Ion Zupcu is a native of Romania, the country where he was born and where he first fell in love with photography. Born in 1960, Zupcu studied photography in the capital of Bucharest and worked in a studio during the 1980s. Early on, Zupcu’s aesthetic interests in photography varied, ranging from landscape photography to still-life compositions beginning in the 1990s. Moving to the United States in 1991, Zupcu’s introduction to the works of salient American photographers like Ansel Adams inspired a passion for photography and a yearning to be technically skillful, not only as a photographer but also as a printer. His extensive body of work uses separate series to explore creative inquiries. From sepia-toned still-life to black and white and later color abstractions, Zupcu uses photography as a time-marking tool, archiving his evolution as an artist through his continued minimalistic explorations. Using a wide variety of materials from flowers, vases, bottles, and eggs to manipulated paper, shadows, architectural molds, and monochromatic sculptures, Ion Zupcu developed cohesive visual frameworks and systemic languages of colors and forms.

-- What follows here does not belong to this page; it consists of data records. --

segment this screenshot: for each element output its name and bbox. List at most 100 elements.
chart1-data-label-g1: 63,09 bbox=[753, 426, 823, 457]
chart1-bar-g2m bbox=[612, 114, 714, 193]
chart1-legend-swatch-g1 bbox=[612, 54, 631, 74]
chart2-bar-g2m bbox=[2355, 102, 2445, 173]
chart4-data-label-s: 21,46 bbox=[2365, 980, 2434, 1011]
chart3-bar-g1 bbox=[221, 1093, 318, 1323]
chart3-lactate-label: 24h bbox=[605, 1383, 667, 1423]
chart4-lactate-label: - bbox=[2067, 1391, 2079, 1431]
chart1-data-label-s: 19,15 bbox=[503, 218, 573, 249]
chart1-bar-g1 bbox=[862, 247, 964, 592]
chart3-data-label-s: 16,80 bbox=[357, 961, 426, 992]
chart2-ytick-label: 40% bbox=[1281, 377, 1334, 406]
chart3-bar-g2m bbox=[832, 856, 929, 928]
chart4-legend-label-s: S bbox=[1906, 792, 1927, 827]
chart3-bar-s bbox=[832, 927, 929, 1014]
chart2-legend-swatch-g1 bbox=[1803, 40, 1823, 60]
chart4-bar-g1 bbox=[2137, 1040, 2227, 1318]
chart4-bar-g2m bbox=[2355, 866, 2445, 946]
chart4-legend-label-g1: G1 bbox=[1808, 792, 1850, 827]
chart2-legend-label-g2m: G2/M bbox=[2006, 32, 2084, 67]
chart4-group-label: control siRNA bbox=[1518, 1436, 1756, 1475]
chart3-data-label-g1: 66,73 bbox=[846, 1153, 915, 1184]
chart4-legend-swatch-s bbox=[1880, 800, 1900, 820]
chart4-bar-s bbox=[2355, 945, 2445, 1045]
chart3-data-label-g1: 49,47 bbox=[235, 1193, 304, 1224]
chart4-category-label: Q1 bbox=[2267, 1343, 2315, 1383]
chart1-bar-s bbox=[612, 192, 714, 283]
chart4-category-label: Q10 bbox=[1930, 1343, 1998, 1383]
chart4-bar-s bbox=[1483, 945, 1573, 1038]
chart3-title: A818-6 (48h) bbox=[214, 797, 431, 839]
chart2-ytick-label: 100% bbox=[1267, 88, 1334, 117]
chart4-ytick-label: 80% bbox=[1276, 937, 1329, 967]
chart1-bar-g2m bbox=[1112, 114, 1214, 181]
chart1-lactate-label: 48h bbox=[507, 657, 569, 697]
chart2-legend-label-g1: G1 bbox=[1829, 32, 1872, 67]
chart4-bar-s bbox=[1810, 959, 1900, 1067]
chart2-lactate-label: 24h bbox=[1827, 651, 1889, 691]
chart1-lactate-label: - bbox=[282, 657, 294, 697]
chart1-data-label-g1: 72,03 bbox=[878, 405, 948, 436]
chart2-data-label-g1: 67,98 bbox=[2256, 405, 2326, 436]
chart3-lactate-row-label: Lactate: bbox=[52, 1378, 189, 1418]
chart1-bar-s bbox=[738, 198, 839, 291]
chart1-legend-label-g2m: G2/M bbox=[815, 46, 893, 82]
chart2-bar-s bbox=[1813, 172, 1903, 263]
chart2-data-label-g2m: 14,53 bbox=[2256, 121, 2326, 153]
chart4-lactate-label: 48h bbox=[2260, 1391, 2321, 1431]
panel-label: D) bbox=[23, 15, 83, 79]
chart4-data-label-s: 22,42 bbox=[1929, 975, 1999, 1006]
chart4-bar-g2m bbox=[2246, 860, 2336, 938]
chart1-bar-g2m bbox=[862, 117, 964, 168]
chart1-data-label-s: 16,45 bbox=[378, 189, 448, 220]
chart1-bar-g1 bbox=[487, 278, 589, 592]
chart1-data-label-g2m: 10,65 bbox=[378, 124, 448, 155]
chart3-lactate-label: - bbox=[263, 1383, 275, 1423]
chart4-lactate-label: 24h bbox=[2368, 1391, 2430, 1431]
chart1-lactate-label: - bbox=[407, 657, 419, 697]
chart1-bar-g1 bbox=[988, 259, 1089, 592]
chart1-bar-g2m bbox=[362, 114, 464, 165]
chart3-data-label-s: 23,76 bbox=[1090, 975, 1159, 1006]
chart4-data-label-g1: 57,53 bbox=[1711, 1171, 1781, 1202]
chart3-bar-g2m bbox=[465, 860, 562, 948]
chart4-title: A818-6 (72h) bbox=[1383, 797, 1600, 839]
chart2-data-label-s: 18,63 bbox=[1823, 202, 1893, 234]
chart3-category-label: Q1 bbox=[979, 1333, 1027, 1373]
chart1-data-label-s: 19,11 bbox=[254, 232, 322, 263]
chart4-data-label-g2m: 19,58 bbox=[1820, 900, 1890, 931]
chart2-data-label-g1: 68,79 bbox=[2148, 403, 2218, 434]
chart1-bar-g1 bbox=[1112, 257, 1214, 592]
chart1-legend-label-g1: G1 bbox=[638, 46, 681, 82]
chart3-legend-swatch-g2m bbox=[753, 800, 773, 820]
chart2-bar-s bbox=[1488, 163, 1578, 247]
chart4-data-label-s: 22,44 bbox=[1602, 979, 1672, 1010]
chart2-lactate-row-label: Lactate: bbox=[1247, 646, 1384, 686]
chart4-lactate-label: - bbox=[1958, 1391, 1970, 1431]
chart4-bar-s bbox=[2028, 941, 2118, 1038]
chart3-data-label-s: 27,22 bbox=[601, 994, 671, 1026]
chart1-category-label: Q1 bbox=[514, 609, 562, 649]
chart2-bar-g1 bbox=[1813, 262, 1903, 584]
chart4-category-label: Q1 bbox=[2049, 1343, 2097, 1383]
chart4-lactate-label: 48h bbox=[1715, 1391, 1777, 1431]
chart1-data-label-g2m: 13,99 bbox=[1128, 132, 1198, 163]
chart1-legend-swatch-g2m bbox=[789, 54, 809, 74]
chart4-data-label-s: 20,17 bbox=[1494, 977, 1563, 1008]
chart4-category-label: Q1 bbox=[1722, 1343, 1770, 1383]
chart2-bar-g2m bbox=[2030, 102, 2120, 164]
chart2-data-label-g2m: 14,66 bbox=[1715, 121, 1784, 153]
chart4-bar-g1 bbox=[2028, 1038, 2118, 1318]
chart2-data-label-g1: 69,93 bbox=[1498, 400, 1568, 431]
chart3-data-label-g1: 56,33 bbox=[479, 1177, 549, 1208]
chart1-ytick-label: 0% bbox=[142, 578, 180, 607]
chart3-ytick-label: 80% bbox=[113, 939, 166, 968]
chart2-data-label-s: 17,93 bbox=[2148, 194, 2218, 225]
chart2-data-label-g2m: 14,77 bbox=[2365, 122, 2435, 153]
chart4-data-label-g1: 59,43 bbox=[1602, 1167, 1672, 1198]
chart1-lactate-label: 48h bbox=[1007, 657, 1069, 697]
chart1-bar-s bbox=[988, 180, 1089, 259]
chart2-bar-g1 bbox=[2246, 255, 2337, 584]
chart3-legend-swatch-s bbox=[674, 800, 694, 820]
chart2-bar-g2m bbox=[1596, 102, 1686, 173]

“His photographs do not look like their subjects. By aiming his camera at nothing more than paper and light, he dissolves the very idea of the subject. Zupcu’s photographs show us something more than our eyes would see; he shows us what only he can see.” – Jan Staller.
Ion Zupcu has exhibited his work nationally and worldwide, such as in the museum of Fine Arts, Houston, the University of Michigan Museum of Art, and the Lalomita County Museum of Art, Romania. His photographs have been published in B&W Magazine and Lens Work and are part of esteemed private and public collections.